Cash sweep

Page written by AI. Reviewed internally on April 9, 2024.

Definition

Cash sweep refers to the process by which excess funds in a bank account are automatically transferred into another account or investment that offers higher interest rates or better returns.

What is a cash sweep?

A cash sweep helps individuals or organisations optimise the use of their cash by ensuring that passive funds are not left sitting in low-interest accounts.
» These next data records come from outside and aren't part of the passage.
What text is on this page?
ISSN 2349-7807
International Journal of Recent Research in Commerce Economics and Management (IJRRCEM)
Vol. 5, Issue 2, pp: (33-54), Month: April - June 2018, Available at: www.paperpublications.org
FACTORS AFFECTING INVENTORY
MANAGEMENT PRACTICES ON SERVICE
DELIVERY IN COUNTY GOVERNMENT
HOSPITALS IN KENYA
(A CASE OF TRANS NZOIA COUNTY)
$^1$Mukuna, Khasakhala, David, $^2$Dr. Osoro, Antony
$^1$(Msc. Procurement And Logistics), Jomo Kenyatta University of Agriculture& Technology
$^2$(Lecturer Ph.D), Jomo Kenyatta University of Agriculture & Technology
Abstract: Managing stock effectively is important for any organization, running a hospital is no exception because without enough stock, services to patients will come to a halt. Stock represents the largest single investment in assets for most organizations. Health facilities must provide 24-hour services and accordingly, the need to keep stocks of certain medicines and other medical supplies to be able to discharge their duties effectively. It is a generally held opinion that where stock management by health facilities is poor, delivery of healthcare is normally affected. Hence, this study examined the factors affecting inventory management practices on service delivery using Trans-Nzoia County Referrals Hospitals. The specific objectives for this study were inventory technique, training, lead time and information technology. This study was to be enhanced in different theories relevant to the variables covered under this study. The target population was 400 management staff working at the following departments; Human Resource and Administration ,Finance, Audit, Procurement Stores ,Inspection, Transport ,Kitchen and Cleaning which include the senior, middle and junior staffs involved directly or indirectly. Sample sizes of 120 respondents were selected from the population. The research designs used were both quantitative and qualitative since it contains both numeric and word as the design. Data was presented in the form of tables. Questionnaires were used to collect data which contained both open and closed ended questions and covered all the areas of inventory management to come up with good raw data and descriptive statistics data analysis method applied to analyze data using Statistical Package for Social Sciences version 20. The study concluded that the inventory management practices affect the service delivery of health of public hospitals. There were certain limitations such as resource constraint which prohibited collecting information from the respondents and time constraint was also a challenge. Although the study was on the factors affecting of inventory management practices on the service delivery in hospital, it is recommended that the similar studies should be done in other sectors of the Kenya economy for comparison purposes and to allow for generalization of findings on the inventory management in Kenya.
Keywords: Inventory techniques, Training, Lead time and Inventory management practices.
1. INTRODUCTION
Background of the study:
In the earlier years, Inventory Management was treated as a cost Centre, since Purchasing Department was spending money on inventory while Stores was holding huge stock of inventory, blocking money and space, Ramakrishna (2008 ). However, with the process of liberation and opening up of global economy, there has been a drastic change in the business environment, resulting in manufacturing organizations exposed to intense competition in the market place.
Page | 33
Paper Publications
There are several common types of cash sweep arrangements:

  1. Money market sweep accounts: Funds from a checking account are moved into a money market account, known for its higher interest rates compared to regular checking or savings accounts.
  2. Repurchase agreements (Repo sweep): This involves transferring extra funds into short-term investments. Repos are short-term loans backed by securities, offering a secure and liquid option for storing cash.
  3. Investment sweep accounts: Some brokerages provide cash sweep options. This enables investors to earn returns on their unused cash while retaining liquidity for trading or investment opportunities.
  4. Loan sweep accounts: Extra funds in a checking account are used to repay outstanding loan balances. This reduces interest costs while still allowing access to cash when required.
  5. Automatic transfers to external accounts: Some banks provide cash sweep services, automatically moving extra funds to external accounts at other financial institutions, like high-yield savings or investment accounts.

By automatically moving cash into higher-yielding accounts or investments, individuals and organisations can maximise their returns on cash balances. Furthermore, cash sweep arrangements can help manage risk by diversifying investments or reducing exposure to counterparty risk.

Example of a cash sweep

Suppose a corporation maintains £100,000 in its operating account, where it earns minimal interest. By establishing a cash sweep agreement, the bank automatically transfers any funds exceeding a predefined threshold, say £50,000, into a high-yield investment. Instead of earning minimal interest in the operating account, the excess £50,000 generates higher returns in the investment, enhancing the company’s overall cash management strategy while retaining £50,000 as a buffer for daily operational expenses.